Fecha de publicación: 09/11/2026
Tiempo estimado de lectura: 6-8 minutos
Autor: Dr. Stephen E. Jones
https://godskingdom.org/blog/2026/09/second-thessalonians-part-9-apostolic-tradition/


2 Tesalonicenses 2:14 dice:

14 Para esto os llamó, por medio de nuestro evangelio, para que alcancéis la Gloria de nuestro Señor Jesucristo.

La elección de Dios en el versículo 13 se convierte en un llamado histórico en el versículo 14. Lo que existía originalmente en el propósito de Dios llegó a los tesalonicenses a través de la predicación de Pablo. El llamado llegó «por medio de nuestro evangelio». Pablo lo llama «nuestro evangelio» no porque lo haya inventado, sino porque le había sido confiado y proclamado a través de su ministerio.

El “evangelio”, por supuesto, proviene del concepto hebreo de basar, que tiene un doble significado: (1) evangelio/buenas noticias, como en Isaías 61:1 y (2) carne, como en Génesis 2:24. Así que Jesús dijo que debemoscomer la carne del Hijo del Hombre (Juan 6:53), es decir, asimilar a Cristo, la Palabra viva.

Esto muestra la relación entre la elección y la evangelización.
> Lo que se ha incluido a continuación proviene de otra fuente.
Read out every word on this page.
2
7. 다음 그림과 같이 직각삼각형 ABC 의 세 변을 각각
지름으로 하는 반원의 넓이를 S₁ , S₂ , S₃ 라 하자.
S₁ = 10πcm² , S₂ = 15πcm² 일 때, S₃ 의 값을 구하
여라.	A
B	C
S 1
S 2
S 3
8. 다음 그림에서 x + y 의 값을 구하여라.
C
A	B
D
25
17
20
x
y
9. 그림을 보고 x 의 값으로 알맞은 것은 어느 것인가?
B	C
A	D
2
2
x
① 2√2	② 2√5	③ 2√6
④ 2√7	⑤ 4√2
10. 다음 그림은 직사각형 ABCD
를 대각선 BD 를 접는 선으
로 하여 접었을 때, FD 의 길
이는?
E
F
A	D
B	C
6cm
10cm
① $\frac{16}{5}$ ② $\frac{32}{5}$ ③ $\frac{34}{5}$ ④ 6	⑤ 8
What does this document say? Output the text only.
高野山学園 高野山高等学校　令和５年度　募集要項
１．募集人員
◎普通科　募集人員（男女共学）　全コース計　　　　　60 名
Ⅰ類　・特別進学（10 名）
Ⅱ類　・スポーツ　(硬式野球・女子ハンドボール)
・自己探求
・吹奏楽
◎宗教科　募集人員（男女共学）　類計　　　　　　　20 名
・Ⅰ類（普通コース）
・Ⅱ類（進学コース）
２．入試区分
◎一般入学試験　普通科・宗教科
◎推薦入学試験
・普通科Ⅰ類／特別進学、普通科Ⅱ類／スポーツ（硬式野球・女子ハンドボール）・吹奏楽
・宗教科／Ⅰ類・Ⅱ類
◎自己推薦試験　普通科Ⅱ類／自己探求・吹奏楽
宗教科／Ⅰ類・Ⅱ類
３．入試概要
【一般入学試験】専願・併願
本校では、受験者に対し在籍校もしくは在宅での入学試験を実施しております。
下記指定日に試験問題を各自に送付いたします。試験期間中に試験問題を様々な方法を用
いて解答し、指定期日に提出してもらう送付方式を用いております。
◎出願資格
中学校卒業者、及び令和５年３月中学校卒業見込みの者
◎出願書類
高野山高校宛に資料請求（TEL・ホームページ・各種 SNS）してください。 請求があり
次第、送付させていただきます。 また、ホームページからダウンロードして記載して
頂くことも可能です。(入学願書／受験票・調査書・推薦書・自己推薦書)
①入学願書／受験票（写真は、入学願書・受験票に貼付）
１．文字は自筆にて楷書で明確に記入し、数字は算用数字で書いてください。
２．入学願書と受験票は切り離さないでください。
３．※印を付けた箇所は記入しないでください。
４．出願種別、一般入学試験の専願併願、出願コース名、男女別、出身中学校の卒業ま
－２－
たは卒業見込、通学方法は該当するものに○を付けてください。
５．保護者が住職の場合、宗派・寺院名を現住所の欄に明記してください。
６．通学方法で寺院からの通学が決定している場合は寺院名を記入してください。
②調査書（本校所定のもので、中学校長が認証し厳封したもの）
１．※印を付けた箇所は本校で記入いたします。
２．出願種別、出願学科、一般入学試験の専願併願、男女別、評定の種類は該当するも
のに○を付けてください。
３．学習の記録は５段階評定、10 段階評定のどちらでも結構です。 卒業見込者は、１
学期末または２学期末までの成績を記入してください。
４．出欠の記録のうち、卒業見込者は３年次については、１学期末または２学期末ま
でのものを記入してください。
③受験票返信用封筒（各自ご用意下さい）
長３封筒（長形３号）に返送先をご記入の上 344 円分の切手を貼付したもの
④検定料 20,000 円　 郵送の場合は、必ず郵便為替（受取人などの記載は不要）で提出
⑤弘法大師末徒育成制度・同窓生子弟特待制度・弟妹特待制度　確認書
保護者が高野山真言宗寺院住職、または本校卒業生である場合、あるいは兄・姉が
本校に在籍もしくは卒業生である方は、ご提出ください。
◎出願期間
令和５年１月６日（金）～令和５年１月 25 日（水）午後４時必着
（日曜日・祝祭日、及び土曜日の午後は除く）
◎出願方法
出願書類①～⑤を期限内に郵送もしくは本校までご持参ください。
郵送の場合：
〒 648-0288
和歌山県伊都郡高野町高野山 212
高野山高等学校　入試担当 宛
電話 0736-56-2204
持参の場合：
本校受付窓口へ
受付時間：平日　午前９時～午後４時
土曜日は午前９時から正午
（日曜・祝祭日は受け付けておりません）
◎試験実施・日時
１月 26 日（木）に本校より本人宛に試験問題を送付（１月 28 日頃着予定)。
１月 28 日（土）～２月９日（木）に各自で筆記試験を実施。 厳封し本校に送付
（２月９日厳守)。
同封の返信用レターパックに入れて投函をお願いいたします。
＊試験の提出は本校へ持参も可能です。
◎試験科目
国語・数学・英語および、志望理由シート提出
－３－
La elección soberana de Dios no hace innecesaria la predicación del evangelio. El evangelio es el medio por el cual Dios llama a los elegidos a la fe consciente y la obediencia. Cuando Dios actúa para cumplir su promesa, generalmente levanta personas en la tierra y las capacita en la Palabra para que lleven el evangelio a otros. Dios obra a través de las personas, por lo que se le debe reconocer el mérito por realizar la obra.

 

Obtener la gloria de Cristo

El objetivo es «que alcancéis la gloria de nuestro Señor Jesucristo». «Alcanzar» se traduce de peripoiēsis, que puede significar adquisición, posesión, preservación u obtención de algo para uno mismo. Los tesalonicenses fueron llamados a adquirir o participar de la Gloria de Cristo. De hecho, por eso Él obra a través de las personas. Participar en la obra también implica compartir la recompensa, o «gloria».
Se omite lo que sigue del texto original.